The Contact Tracing Fallacy

by | Apr 9, 2020 | ICT4D |

Contact tracing can be useful in tracking the spread of the virus in theory. But it tends to only be useful if everyone does it.

So what is the value of only partial tracking when we don’t know who and who doesn’t have the virus. We try to trace the people the sick have interacted with but we don’t know the status of all those people. Quite quickly the math of human interaction becomes impossible.

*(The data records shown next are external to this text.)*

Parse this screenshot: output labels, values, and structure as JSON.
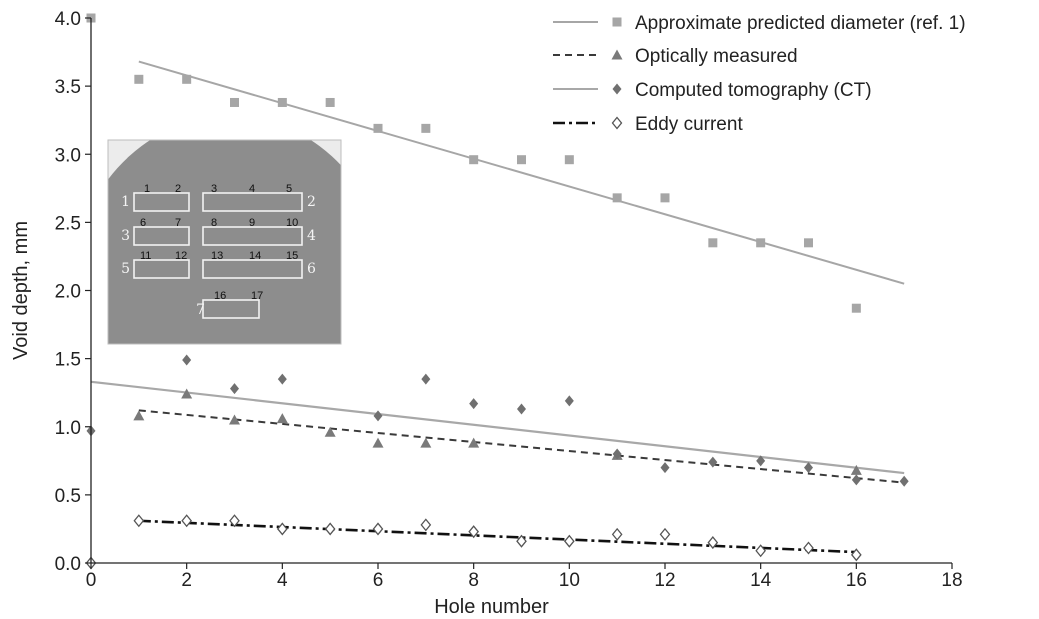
{
  "chart_data": {
    "type": "scatter",
    "xlabel": "Hole number",
    "ylabel": "Void depth, mm",
    "xlim": [
      0,
      18
    ],
    "ylim": [
      0,
      4
    ],
    "xticks": [
      "0",
      "2",
      "4",
      "6",
      "8",
      "10",
      "12",
      "14",
      "16",
      "18"
    ],
    "yticks": [
      "0.0",
      "0.5",
      "1.0",
      "1.5",
      "2.0",
      "2.5",
      "3.0",
      "3.5",
      "4.0"
    ],
    "grid": false,
    "legend_position": "top-right",
    "series": [
      {
        "name": "Approximate predicted diameter (ref. 1)",
        "marker": "square",
        "color": "#a6a6a6",
        "points": [
          [
            0,
            4.0
          ],
          [
            1,
            3.55
          ],
          [
            2,
            3.55
          ],
          [
            3,
            3.38
          ],
          [
            4,
            3.38
          ],
          [
            5,
            3.38
          ],
          [
            6,
            3.19
          ],
          [
            7,
            3.19
          ],
          [
            8,
            2.96
          ],
          [
            9,
            2.96
          ],
          [
            10,
            2.96
          ],
          [
            11,
            2.68
          ],
          [
            12,
            2.68
          ],
          [
            13,
            2.35
          ],
          [
            14,
            2.35
          ],
          [
            15,
            2.35
          ],
          [
            16,
            1.87
          ]
        ],
        "trend": {
          "style": "solid",
          "color": "#a6a6a6",
          "from": [
            1,
            3.68
          ],
          "to": [
            17,
            2.05
          ]
        }
      },
      {
        "name": "Optically measured",
        "marker": "triangle",
        "color": "#7a7a7a",
        "points": [
          [
            1,
            1.08
          ],
          [
            2,
            1.24
          ],
          [
            3,
            1.05
          ],
          [
            4,
            1.06
          ],
          [
            5,
            0.96
          ],
          [
            6,
            0.88
          ],
          [
            7,
            0.88
          ],
          [
            8,
            0.88
          ],
          [
            11,
            0.79
          ],
          [
            16,
            0.68
          ]
        ],
        "trend": {
          "style": "dashed",
          "color": "#3a3a3a",
          "from": [
            1,
            1.12
          ],
          "to": [
            17,
            0.59
          ]
        }
      },
      {
        "name": "Computed tomography (CT)",
        "marker": "diamond",
        "color": "#707070",
        "points": [
          [
            0,
            0.97
          ],
          [
            2,
            1.49
          ],
          [
            3,
            1.28
          ],
          [
            4,
            1.35
          ],
          [
            6,
            1.08
          ],
          [
            7,
            1.35
          ],
          [
            8,
            1.17
          ],
          [
            9,
            1.13
          ],
          [
            10,
            1.19
          ],
          [
            11,
            0.8
          ],
          [
            12,
            0.7
          ],
          [
            13,
            0.74
          ],
          [
            14,
            0.75
          ],
          [
            15,
            0.7
          ],
          [
            16,
            0.61
          ],
          [
            17,
            0.6
          ]
        ],
        "trend": {
          "style": "dotted-solid",
          "color": "#a8a8a8",
          "from": [
            0,
            1.33
          ],
          "to": [
            17,
            0.66
          ]
        }
      },
      {
        "name": "Eddy current",
        "marker": "open-diamond",
        "color": "#555555",
        "points": [
          [
            0,
            0.0
          ],
          [
            1,
            0.31
          ],
          [
            2,
            0.31
          ],
          [
            3,
            0.31
          ],
          [
            4,
            0.25
          ],
          [
            5,
            0.25
          ],
          [
            6,
            0.25
          ],
          [
            7,
            0.28
          ],
          [
            8,
            0.23
          ],
          [
            9,
            0.16
          ],
          [
            10,
            0.16
          ],
          [
            11,
            0.21
          ],
          [
            12,
            0.21
          ],
          [
            13,
            0.15
          ],
          [
            14,
            0.09
          ],
          [
            15,
            0.11
          ],
          [
            16,
            0.06
          ]
        ],
        "trend": {
          "style": "dash-dot",
          "color": "#111111",
          "from": [
            1,
            0.31
          ],
          "to": [
            16,
            0.08
          ]
        }
      }
    ],
    "inset": {
      "hole_labels": [
        "1",
        "2",
        "3",
        "4",
        "5",
        "6",
        "7",
        "8",
        "9",
        "10",
        "11",
        "12",
        "13",
        "14",
        "15",
        "16",
        "17"
      ],
      "group_labels": [
        "1",
        "2",
        "3",
        "4",
        "5",
        "6",
        "7"
      ]
    }
  }
}
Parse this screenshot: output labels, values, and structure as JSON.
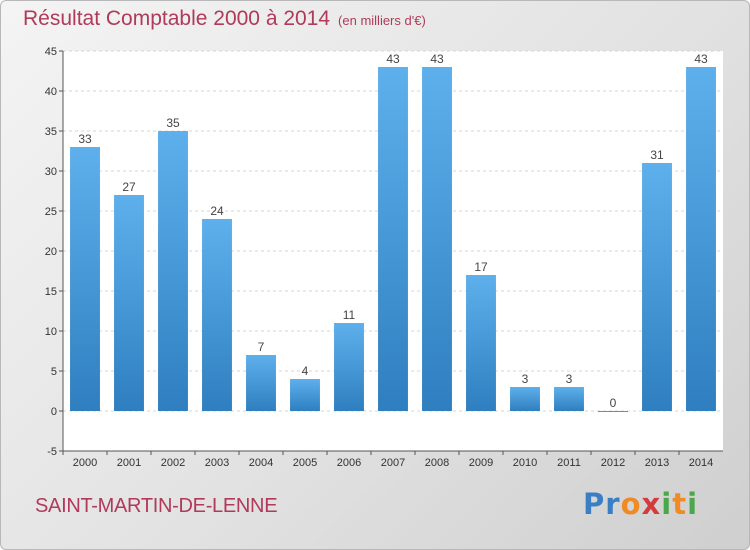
{
  "chart_data": {
    "type": "bar",
    "title": "Résultat Comptable 2000 à 2014",
    "subtitle": "(en milliers d'€)",
    "categories": [
      "2000",
      "2001",
      "2002",
      "2003",
      "2004",
      "2005",
      "2006",
      "2007",
      "2008",
      "2009",
      "2010",
      "2011",
      "2012",
      "2013",
      "2014"
    ],
    "values": [
      33,
      27,
      35,
      24,
      7,
      4,
      11,
      43,
      43,
      17,
      3,
      3,
      0,
      31,
      43
    ],
    "ylim": [
      -5,
      45
    ],
    "yticks": [
      -5,
      0,
      5,
      10,
      15,
      20,
      25,
      30,
      35,
      40,
      45
    ],
    "grid": true,
    "bar_color": "#4a9ee0",
    "xlabel": "",
    "ylabel": ""
  },
  "footer": {
    "commune": "SAINT-MARTIN-DE-LENNE",
    "brand": "Proxiti"
  }
}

In this recent article on the NPR website, it states:

When there are many unknown transmission chains, or when communities don’t cooperate with public health efforts, the value of contact tracing really takes a dip, says Dhillon. And when there are many contacts who are geographically widespread — as is often the case in our globalized society — it can become impossible for contact tracing to keep pace with the epidemic.

NPR

Even IEEE has an interview article about the challenges and harms of tracing. There seems to be some potential benefits possible but with a lot of known harms. This begs the question, ‘why do it?’ This might just be a failure of the ‘tech for good’ movement which often fails to ask the fundamental ethical questions and just tries to use a flawed technology for some sort of benefit. Maybe it’s better not to try.

And unless we are willing to enter into a complete surveillance society where everyone is tracked all the time, are not our time, money, and efforts better spent on testing?